Plan Mickiewicza był taki: z Włoch dostanie się do Wielkiego Księstwa Poznańskiego, a stamtąd do Królestwa Polskiego, w którym w najlepsze trwło powstanie. Ale po drodze do udręczonej ojczyzny leżały Florencja, Genewa, Paryż i Drezno. A w nich miliony powodów, by zatrzymać się na dłużej. W końcu wieszcz dotarł jednak do Wielkopolski. Pozostawało mu już tylko przekroczyć granicę na Prośnie. Granica ta była wprawdzie strzeżona przez pruskich żołnierzy, ale w praktyce niezbyt trudna do przekroczenia. Przed powstaniem przeszło przez nią prawie 3 tysiące Polaków z zaboru pruskiego. Przerzucano całe transporty koni, odzieży i butów, sukna na mundury, a także żywności i środków opatrunkowych.

W pałacu w Śmiełowie

Przerzut Mickiewicza przez granicę na Prośnie miał zorganizować Hieronim Gorzeński. W ten sposób Mickiewicz trafił do pałacu w przygranicznym Śmiełowie, którego Gorzeński był właścicielem. Szlachcic prowadził wraz żoną Antoniną dom otwarty. Małżonkowie Gorzeńscy chętnie powitali sławnego poetę w swoich śmiełowskich progach. Pałac w Śmiełowie to piękny, klasycystyczny budynek, powstały na końcu XVIII w. według projektu Stanisława Zawadzkiego. Składa się z piętrowego korpusu głównego z kolumnowym portykiem, ćwierćkolistych galerii i symetrycznych parterowych pawilonów bocznych.
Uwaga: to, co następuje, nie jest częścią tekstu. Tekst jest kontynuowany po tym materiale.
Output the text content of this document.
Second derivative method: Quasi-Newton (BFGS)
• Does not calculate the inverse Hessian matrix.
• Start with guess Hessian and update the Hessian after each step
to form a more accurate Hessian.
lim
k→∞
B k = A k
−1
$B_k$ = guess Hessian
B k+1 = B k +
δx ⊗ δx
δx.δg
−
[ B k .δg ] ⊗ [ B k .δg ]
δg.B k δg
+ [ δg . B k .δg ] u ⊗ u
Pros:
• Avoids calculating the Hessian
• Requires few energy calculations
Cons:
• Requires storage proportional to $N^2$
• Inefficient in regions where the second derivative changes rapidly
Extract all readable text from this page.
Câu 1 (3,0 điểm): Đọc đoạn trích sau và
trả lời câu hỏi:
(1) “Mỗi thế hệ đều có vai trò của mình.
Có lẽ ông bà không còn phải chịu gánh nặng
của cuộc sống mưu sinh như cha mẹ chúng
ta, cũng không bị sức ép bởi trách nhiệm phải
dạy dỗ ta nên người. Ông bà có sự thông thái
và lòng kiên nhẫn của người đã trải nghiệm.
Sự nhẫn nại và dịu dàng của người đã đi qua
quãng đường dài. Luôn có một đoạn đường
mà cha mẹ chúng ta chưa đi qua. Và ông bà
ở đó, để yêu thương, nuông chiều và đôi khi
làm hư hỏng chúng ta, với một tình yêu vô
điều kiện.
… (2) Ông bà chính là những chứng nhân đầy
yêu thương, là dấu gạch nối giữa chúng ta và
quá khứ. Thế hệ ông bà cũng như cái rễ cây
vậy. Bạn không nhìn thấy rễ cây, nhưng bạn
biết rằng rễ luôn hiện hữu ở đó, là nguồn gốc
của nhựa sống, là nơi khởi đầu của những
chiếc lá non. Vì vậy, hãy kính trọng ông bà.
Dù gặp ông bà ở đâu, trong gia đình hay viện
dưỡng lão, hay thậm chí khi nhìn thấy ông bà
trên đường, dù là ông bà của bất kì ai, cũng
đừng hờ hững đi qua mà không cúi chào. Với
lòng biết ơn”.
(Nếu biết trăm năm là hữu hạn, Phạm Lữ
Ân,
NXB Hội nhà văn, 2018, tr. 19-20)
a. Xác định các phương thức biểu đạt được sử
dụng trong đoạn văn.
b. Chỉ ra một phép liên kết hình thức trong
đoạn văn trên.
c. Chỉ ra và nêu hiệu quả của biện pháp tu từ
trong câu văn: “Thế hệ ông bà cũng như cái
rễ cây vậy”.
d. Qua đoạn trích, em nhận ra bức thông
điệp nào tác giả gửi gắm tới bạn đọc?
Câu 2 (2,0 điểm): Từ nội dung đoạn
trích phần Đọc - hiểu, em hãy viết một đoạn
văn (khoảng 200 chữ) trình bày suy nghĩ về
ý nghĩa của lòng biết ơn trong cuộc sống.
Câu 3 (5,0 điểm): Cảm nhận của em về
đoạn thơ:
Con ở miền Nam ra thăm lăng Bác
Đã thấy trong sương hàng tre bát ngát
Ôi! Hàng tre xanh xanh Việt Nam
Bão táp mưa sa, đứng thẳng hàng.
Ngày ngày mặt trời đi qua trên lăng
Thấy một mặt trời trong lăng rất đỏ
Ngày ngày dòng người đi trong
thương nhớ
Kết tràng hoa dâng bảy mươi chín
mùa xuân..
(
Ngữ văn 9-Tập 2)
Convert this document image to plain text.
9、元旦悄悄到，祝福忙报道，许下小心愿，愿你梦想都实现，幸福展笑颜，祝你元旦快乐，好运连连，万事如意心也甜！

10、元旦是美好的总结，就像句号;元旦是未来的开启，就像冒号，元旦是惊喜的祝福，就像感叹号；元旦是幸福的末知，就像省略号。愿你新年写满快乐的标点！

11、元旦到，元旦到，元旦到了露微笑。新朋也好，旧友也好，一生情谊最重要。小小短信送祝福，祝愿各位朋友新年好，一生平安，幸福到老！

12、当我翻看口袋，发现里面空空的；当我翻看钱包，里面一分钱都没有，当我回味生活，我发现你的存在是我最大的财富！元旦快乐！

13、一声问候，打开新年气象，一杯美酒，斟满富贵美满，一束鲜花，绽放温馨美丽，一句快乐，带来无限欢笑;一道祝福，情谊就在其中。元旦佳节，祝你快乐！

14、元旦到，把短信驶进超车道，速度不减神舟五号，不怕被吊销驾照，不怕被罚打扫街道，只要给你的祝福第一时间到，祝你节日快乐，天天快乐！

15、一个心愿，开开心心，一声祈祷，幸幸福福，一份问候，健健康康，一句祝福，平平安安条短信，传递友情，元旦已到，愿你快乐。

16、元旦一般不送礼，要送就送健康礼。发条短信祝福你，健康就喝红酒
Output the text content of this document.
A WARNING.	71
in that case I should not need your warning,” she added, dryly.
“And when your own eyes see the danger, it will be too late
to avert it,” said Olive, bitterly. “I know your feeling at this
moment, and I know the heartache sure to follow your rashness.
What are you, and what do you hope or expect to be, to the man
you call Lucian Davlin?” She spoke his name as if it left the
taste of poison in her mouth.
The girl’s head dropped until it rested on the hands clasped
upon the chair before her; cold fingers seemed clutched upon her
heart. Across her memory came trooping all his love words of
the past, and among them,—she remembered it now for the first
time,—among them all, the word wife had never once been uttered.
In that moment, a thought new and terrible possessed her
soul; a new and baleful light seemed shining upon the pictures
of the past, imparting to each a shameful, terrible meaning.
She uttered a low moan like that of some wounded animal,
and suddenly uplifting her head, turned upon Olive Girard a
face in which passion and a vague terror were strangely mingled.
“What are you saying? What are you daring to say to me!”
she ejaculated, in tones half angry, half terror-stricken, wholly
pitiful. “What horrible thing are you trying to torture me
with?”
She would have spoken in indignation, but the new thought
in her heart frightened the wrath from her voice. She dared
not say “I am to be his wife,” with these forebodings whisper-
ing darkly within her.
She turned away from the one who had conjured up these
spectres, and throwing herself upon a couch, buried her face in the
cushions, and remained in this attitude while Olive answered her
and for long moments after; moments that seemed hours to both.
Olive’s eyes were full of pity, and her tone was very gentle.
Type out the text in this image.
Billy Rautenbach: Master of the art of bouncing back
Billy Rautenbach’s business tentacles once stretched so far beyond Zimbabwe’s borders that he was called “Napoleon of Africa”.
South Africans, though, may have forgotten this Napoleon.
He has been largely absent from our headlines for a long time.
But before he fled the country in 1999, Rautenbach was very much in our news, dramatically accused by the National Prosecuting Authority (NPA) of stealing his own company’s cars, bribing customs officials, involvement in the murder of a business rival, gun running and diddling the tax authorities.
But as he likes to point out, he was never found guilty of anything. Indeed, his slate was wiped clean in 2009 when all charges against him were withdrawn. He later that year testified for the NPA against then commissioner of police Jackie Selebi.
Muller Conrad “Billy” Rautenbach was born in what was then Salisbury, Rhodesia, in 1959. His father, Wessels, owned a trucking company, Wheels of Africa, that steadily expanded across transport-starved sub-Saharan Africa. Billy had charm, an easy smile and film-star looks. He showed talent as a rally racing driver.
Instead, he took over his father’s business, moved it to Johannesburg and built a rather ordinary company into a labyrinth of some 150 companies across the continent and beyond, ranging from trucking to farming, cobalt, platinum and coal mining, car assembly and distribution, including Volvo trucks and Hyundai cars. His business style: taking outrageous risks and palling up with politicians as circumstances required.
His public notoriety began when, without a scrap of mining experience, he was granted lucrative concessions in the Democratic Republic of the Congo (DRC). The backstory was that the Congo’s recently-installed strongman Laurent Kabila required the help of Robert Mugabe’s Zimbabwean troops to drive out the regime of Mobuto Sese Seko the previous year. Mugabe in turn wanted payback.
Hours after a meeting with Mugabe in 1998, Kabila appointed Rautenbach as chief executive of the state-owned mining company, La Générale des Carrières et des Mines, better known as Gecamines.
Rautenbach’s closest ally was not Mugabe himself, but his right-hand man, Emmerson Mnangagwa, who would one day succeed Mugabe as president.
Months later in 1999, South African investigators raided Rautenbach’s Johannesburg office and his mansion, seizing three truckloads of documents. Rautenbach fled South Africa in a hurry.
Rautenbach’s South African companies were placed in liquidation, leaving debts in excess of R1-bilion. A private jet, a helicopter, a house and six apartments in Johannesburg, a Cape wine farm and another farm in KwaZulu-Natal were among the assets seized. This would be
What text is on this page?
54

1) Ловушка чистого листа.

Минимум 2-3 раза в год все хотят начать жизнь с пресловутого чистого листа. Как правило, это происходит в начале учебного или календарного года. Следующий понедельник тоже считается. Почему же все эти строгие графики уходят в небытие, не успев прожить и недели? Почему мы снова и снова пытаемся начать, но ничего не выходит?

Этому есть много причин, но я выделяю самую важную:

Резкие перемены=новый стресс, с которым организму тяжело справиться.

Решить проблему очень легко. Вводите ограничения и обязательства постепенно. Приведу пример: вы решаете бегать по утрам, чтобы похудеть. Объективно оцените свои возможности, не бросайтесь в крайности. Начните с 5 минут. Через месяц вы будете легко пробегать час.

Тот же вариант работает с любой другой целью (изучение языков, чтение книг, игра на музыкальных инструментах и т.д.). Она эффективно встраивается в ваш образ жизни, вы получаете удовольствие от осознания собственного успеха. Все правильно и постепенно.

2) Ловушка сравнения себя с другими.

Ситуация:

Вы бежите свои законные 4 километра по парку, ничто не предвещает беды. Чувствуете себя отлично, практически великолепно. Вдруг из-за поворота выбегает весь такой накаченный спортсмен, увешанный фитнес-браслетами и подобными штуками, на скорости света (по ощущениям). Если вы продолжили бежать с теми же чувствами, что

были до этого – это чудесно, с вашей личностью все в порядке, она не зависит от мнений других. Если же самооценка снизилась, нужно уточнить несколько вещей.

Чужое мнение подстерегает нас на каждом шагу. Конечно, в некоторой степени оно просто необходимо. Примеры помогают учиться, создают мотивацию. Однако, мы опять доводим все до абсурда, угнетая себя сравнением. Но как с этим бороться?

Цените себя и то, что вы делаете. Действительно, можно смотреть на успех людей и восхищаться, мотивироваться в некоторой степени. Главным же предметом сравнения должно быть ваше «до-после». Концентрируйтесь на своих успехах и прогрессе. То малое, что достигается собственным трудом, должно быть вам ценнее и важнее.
Położony jest pośród malowniczych wielkopolskich pól i otoczony rozległym parkiem w stylu angielskim.

Udział Mickiewicza w powstaniu listopadowym

Niestety brakuje historycznych źródeł na temat prób przekroczenia granicy przez Mickiewicza. Zachowały się co prawda relacje rzekomych, bardziej lub mniej bezpośrednich świadków. Są one jednak nierzadko ze sobą sprzeczne, a przy tym zbyt fantastyczne, by móc uznać je za wiarygodne. Według jednych, Mickiewicz nigdy nie przekroczył granicy. Według innych natomiast, udało mu się przedostać na teren Królestwa Polskiego, powrócił jednak po kilku dniach wobec przesądzonej już klęski powstania. Trudno dziś odróżnić legendę od prawdy.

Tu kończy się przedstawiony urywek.